A training strategy that presents examples in a meaningful order — typically from easy to hard — rather than randomly. Like teaching a student arithmetic before calculus, curriculum learning gives the model foundational patterns first and builds complexity gradually. This can lead to faster convergence and sometimes better final performance.

Why it matters

Curriculum learning is an underappreciated technique that can improve training efficiency without changing the model or data. LLM pre-training increasingly uses data scheduling — showing cleaner, higher-quality data in the final training stages — which is a form of curriculum learning. The order you present data matters, not just the data itself.

Deep Dive

The intuition: random training order means the model encounters hard examples before it has the foundation to learn from them, wasting gradient updates.
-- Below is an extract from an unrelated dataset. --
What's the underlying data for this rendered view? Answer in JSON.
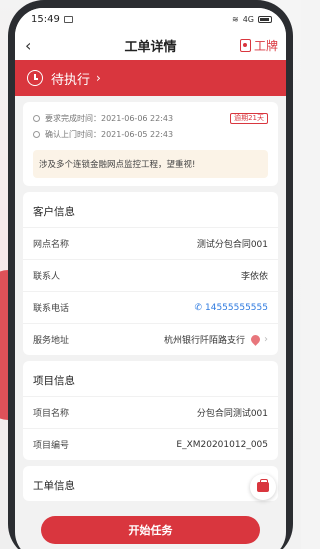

By starting with easy, clear examples, the model builds basic representations that make harder examples learnable. Bengio et al. (2009) formalized this, showing that curriculum training converges faster and sometimes reaches better solutions than random ordering.

In LLM Pre-training

Modern LLM training uses a form of curriculum learning through data mixing schedules. Early training might use a broad mix of web text. Later stages increase the proportion of high-quality data (curated text, code, math, reasoning). Some training recipes "anneal" on premium data in the final phase — the model learns broad patterns first, then refines on carefully selected examples. This data scheduling is one of the most closely guarded secrets of frontier labs.

Self-Paced Learning

Self-paced learning is a variant where the model itself decides what's easy or hard, based on its current loss on each example. Examples with low loss (already learned) are deprioritized, while examples with moderate loss (challenging but learnable) are emphasized. Examples with very high loss (noise, mislabeled data) are also deprioritized as potential outliers. This adaptive curriculum adjusts automatically as the model improves.